Brief van Tine aan Stéphanie. (Pée: Tine, blz. 88).

La Haye, le 18 Mars 1870.

Ma toute toute chère Stéphanie,

Comme je bénirai le jour où je pourrai te parler et t'embrasser. Encore un peu de patience, ma chère amie, ce jour là viendra.

J'ai manqué mon coup d'état pour le bien de tous, mais cela ne fait rien. Pourtant j'ai gagné beaucoup, grâce à ton aide. Aie confiance en moi, un jour viendra où tout te sera aussi clair que le jour. Je ne puis rien confier à la plume. Ménage toi en m'écrivant car je ne suis pas sûre que mes lettres ne sont pas interceptées.

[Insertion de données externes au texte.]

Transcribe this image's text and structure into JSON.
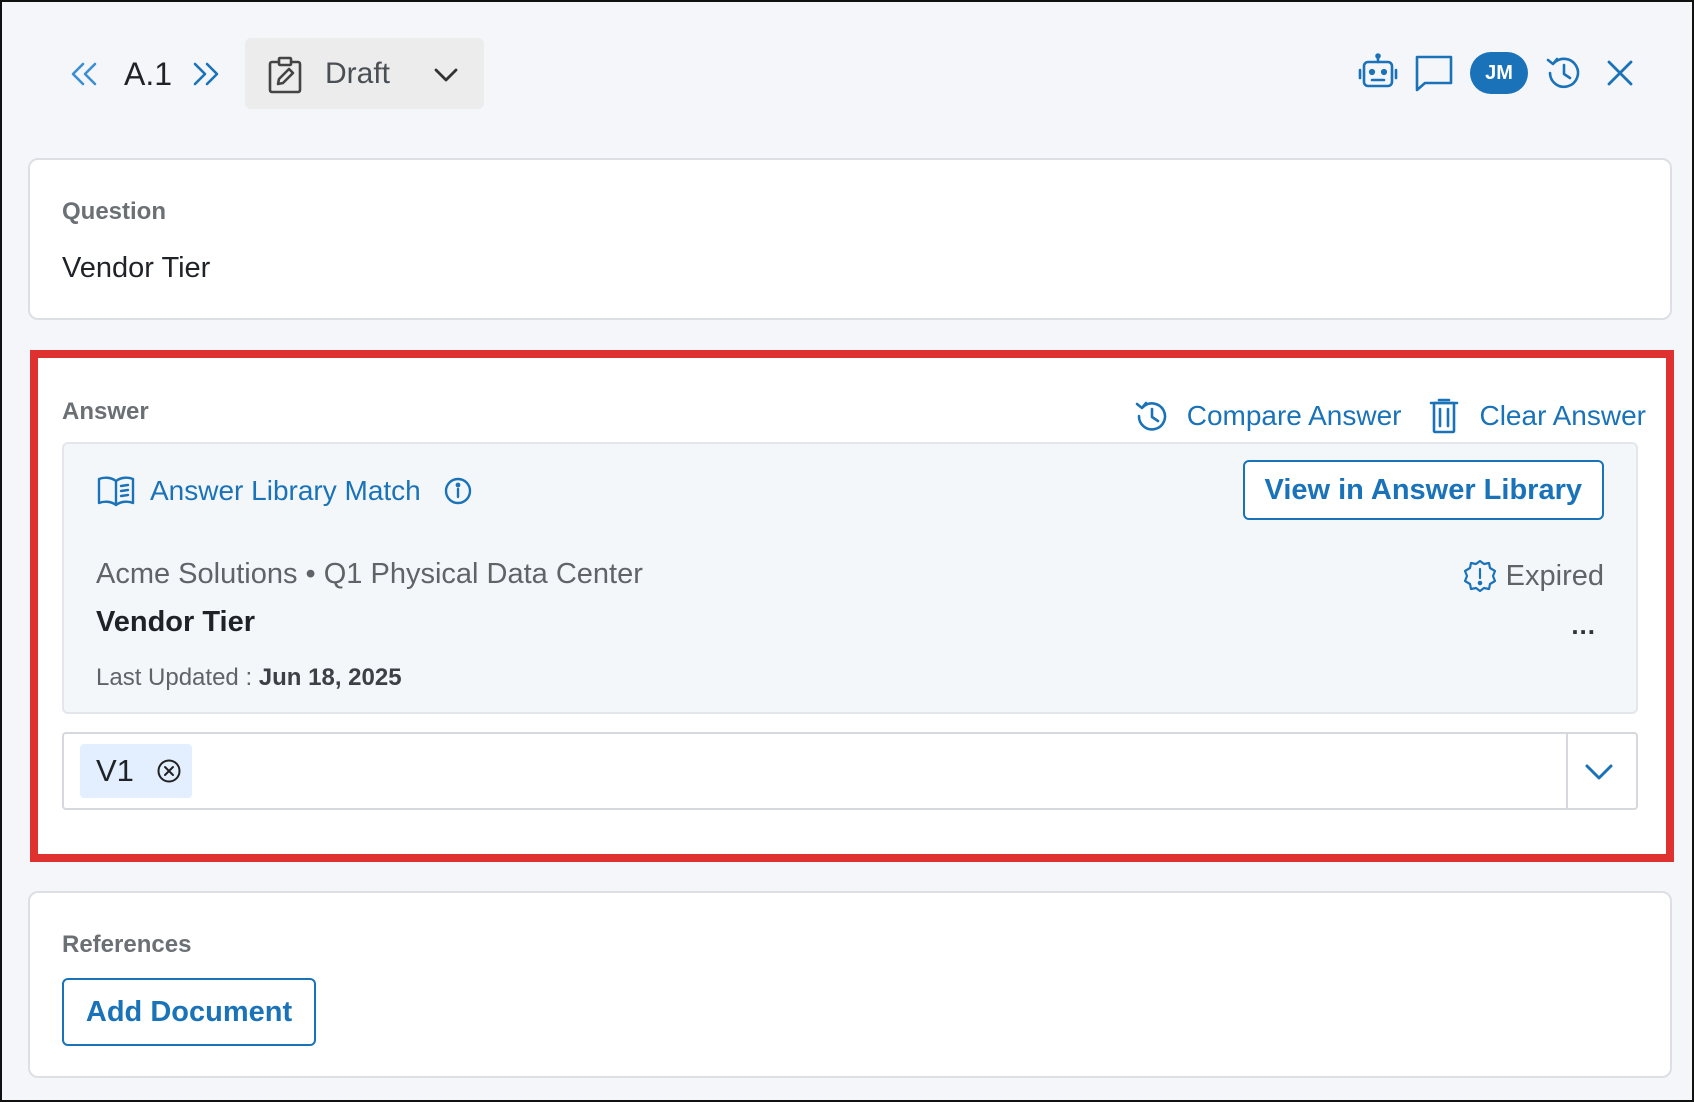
{
  "header": {
    "question_id": "A.1",
    "status_label": "Draft",
    "avatar_initials": "JM",
    "icons": [
      "chevrons-left-icon",
      "chevrons-right-icon",
      "clipboard-edit-icon",
      "chevron-down-icon",
      "robot-icon",
      "comment-icon",
      "history-icon",
      "close-icon"
    ]
  },
  "question": {
    "label": "Question",
    "text": "Vendor Tier"
  },
  "answer": {
    "label": "Answer",
    "compare_label": "Compare Answer",
    "clear_label": "Clear Answer",
    "match": {
      "title": "Answer Library Match",
      "view_button": "View in Answer Library",
      "source": "Acme Solutions • Q1 Physical Data Center",
      "entry_title": "Vendor Tier",
      "status": "Expired",
      "more": "...",
      "last_updated_label": "Last Updated :",
      "last_updated_value": "Jun 18, 2025"
    },
    "version": {
      "selected": "V1"
    }
  },
  "references": {
    "label": "References",
    "add_button": "Add Document"
  },
  "colors": {
    "accent": "#1a73b8",
    "highlight_border": "#e03131",
    "chip_bg": "#e3efff"
  }
}
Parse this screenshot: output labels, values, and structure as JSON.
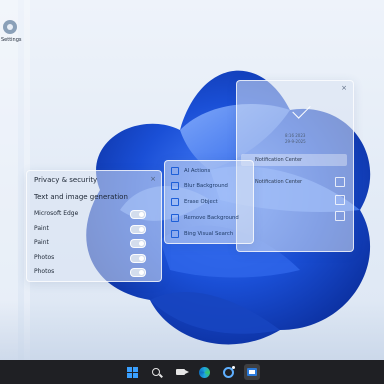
{
  "desktop": {
    "icons": [
      {
        "label": "Settings",
        "icon": "settings-icon"
      }
    ]
  },
  "clock_panel": {
    "date_line1": "8:16 2023",
    "date_line2": "29-9-2025",
    "rows": [
      "Notification Center",
      "Notification Center"
    ]
  },
  "ai_menu": {
    "items": [
      {
        "label": "AI Actions",
        "icon": "sparkle-icon"
      },
      {
        "label": "Blur Background",
        "icon": "blur-icon"
      },
      {
        "label": "Erase Object",
        "icon": "eraser-icon"
      },
      {
        "label": "Remove Background",
        "icon": "remove-bg-icon"
      },
      {
        "label": "Bing Visual Search",
        "icon": "bing-search-icon"
      }
    ]
  },
  "privacy_panel": {
    "title": "Privacy & security",
    "subtitle": "Text and image generation",
    "apps": [
      {
        "name": "Microsoft Edge",
        "enabled": true
      },
      {
        "name": "Paint",
        "enabled": true
      },
      {
        "name": "Paint",
        "enabled": true
      },
      {
        "name": "Photos",
        "enabled": true
      },
      {
        "name": "Photos",
        "enabled": true
      }
    ]
  },
  "taskbar": {
    "items": [
      "windows-start-icon",
      "search-icon",
      "video-camera-icon",
      "edge-icon",
      "ai-app-icon",
      "blue-app-icon"
    ]
  },
  "colors": {
    "accent": "#1e5fd8",
    "taskbar": "#1f2024",
    "bloom": "#1a4fd6"
  }
}
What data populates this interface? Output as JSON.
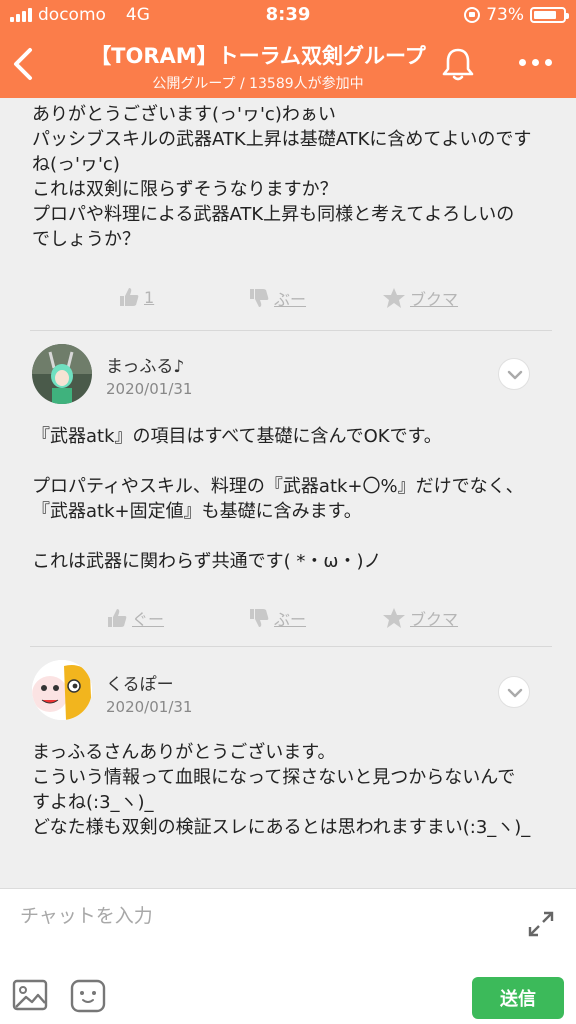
{
  "status_bar": {
    "carrier": "docomo",
    "network": "4G",
    "time": "8:39",
    "battery": "73%"
  },
  "header": {
    "title": "【TORAM】トーラム双剣グループ",
    "subtitle": "公開グループ / 13589人が参加中"
  },
  "messages": [
    {
      "text": "ありがとうございます(っ'ヮ'c)わぁい\nパッシブスキルの武器ATK上昇は基礎ATKに含めてよいのですね(っ'ヮ'c)\nこれは双剣に限らずそうなりますか？\nプロパや料理による武器ATK上昇も同様と考えてよろしいのでしょうか？",
      "like_label": "1",
      "dislike_label": "ぶー",
      "bookmark_label": "ブクマ"
    },
    {
      "user": "まっふる♪",
      "date": "2020/01/31",
      "text": "『武器atk』の項目はすべて基礎に含んでOKです。\n\nプロパティやスキル、料理の『武器atk+〇%』だけでなく、『武器atk+固定値』も基礎に含みます。\n\nこれは武器に関わらず共通です( *・ω・)ノ",
      "like_label": "ぐー",
      "dislike_label": "ぶー",
      "bookmark_label": "ブクマ"
    },
    {
      "user": "くるぽー",
      "date": "2020/01/31",
      "text": "まっふるさんありがとうございます。\nこういう情報って血眼になって探さないと見つからないんですよね(:3_ヽ)_\nどなた様も双剣の検証スレにあるとは思われますまい(:3_ヽ)_"
    }
  ],
  "input": {
    "placeholder": "チャットを入力",
    "send_label": "送信"
  },
  "colors": {
    "header": "#fb7d4a",
    "send_button": "#3cba5a",
    "background": "#efefef"
  },
  "icons": [
    "back-icon",
    "bell-icon",
    "more-icon",
    "thumbs-up-icon",
    "thumbs-down-icon",
    "star-icon",
    "chevron-down-icon",
    "expand-icon",
    "image-icon",
    "emoji-icon"
  ]
}
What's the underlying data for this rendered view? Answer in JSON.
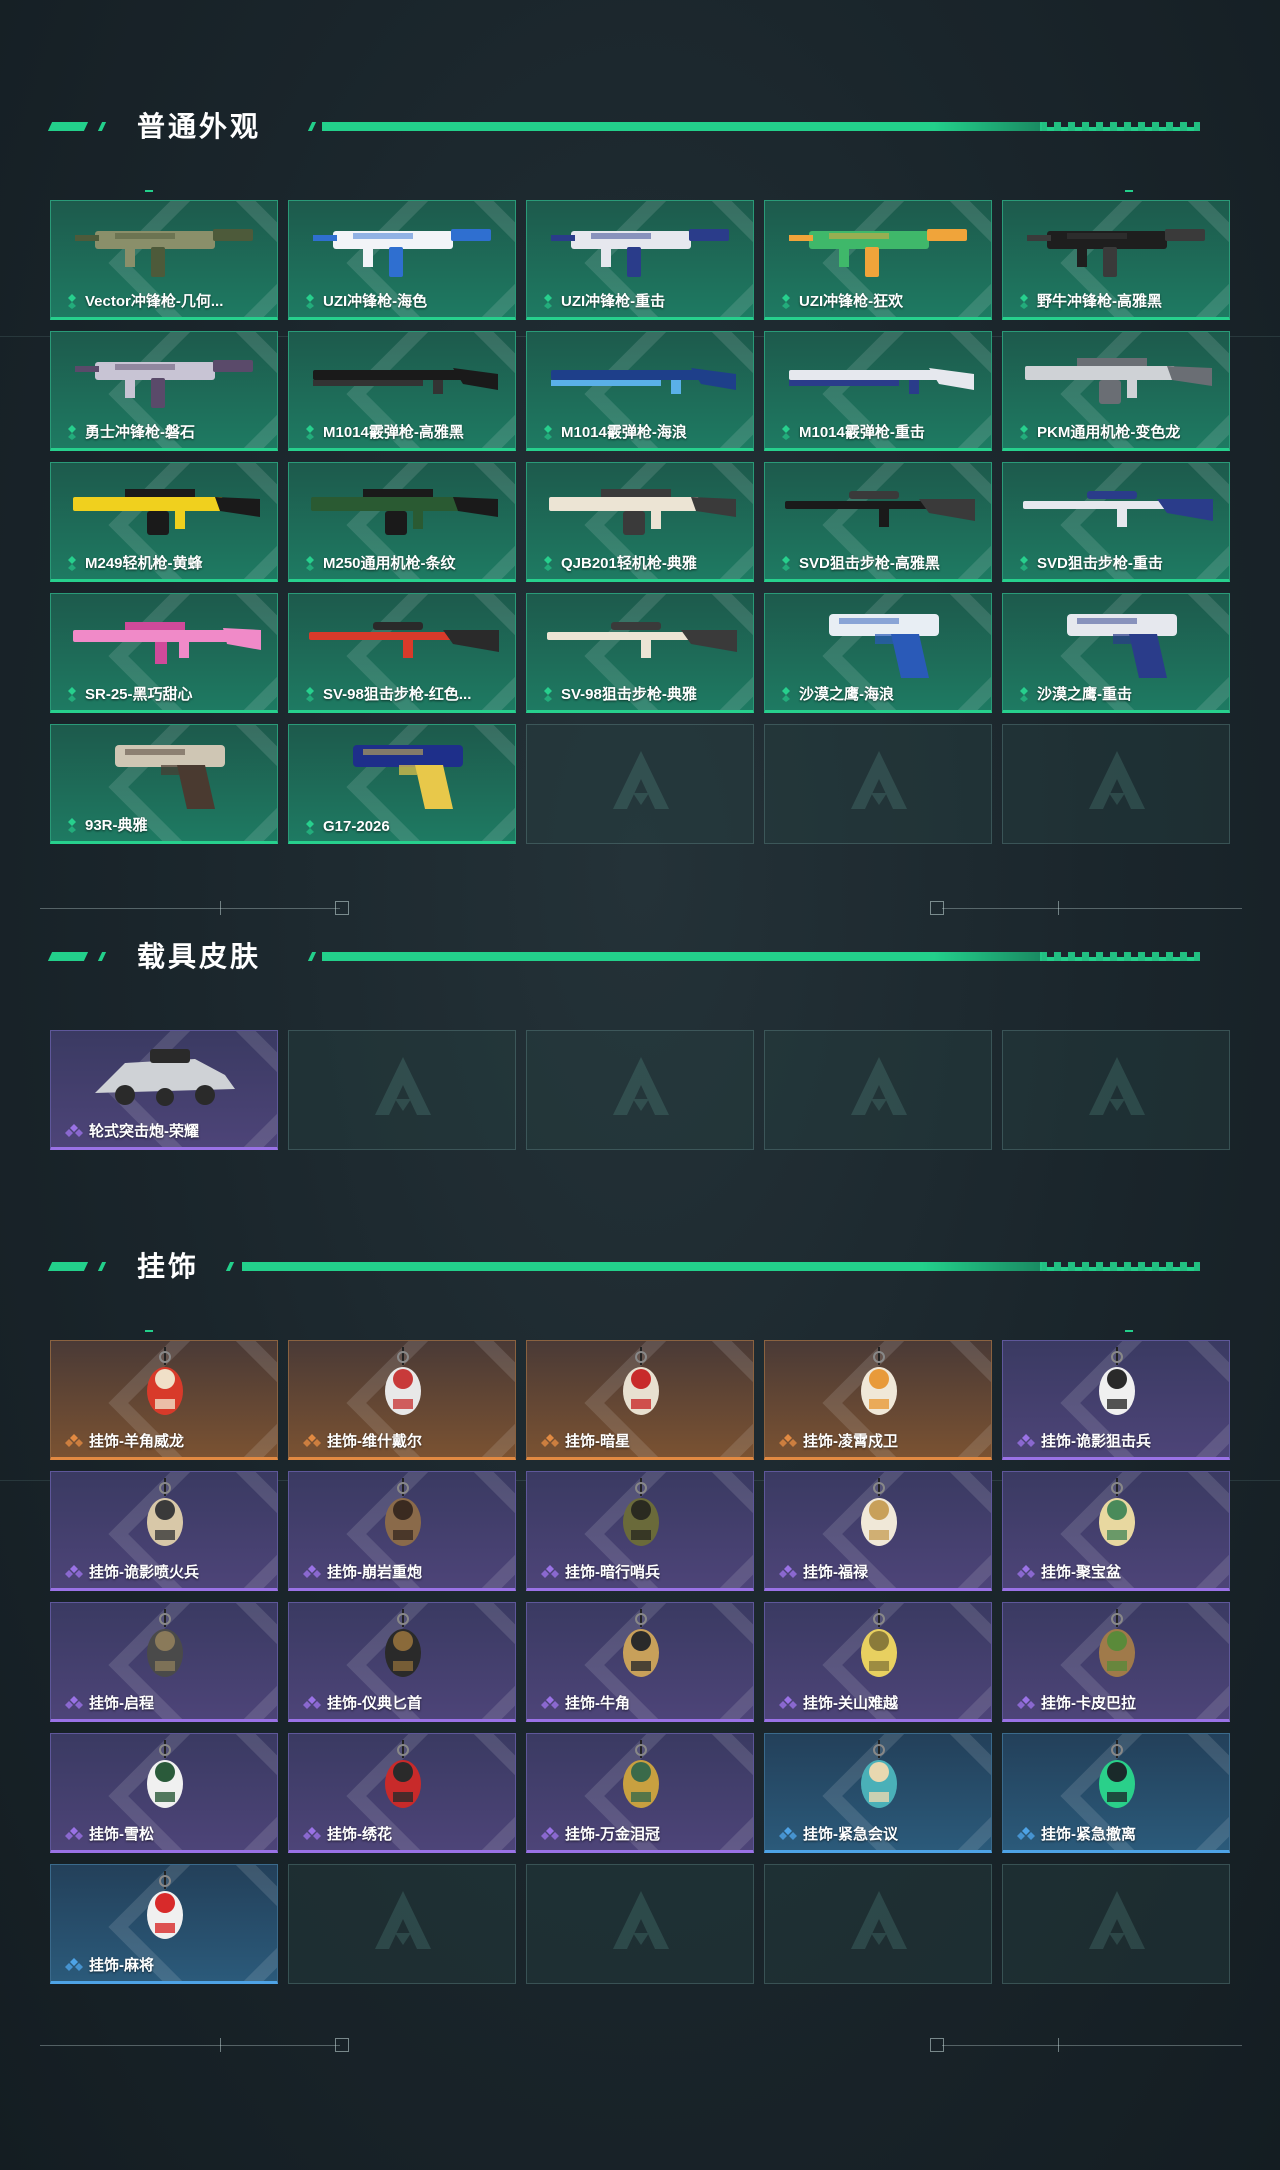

J'ai beaucoup souffert moralement (ma santé est bonne), mais en tout je pensais: quelle consolation, que toi du moins me comprendras! Chère amie, comme l'amitié vraie a un grand pouvoir! Par elle je me sens souvent forte. Ecris moi, je t'en prie. Chaque jour je pense: aujourd'hui, j'aurai une lettre de ma toute chère, et chaque jour je suis cruellement frustrée. Tu n'as pas d'idée de mon existence, ma vie est remplie de tant de difficultés, qu'on ne pourrait pas le croire, si on ne les avait pas sous les yeux. Je dirai encore plus fort, moi même je n'en comprends quelquefois rien. Il y a tant d'émotions à combattre! Je me demande si souvent, à quoi bon tant souffrir, et qu'on ne sache pas le but de la vie. On tâtonne dans la plus profonde obscurité. J'envie les personnes qui ont une croyance; eux, ils savent du moins pourquoi ils souffrent. Moi, je n'en sais rien. Quelquefois j'ai pitié avec moi même, car mon coeur est si plein d'émotions; je sens tout si vivement et cela ne diminue même pas avec l'âge. Mon coeur ne vieillit pas. Ma toute chère, je ne doute pas que tu es très chagrinée que je ne me trouve pas encore chez toi. Mais il m'était impossible, je devais céder, je ne voulais pas laisser Edouard, qui me priait de rester avec lui; ou aller ensemble ou rester (pour le moment).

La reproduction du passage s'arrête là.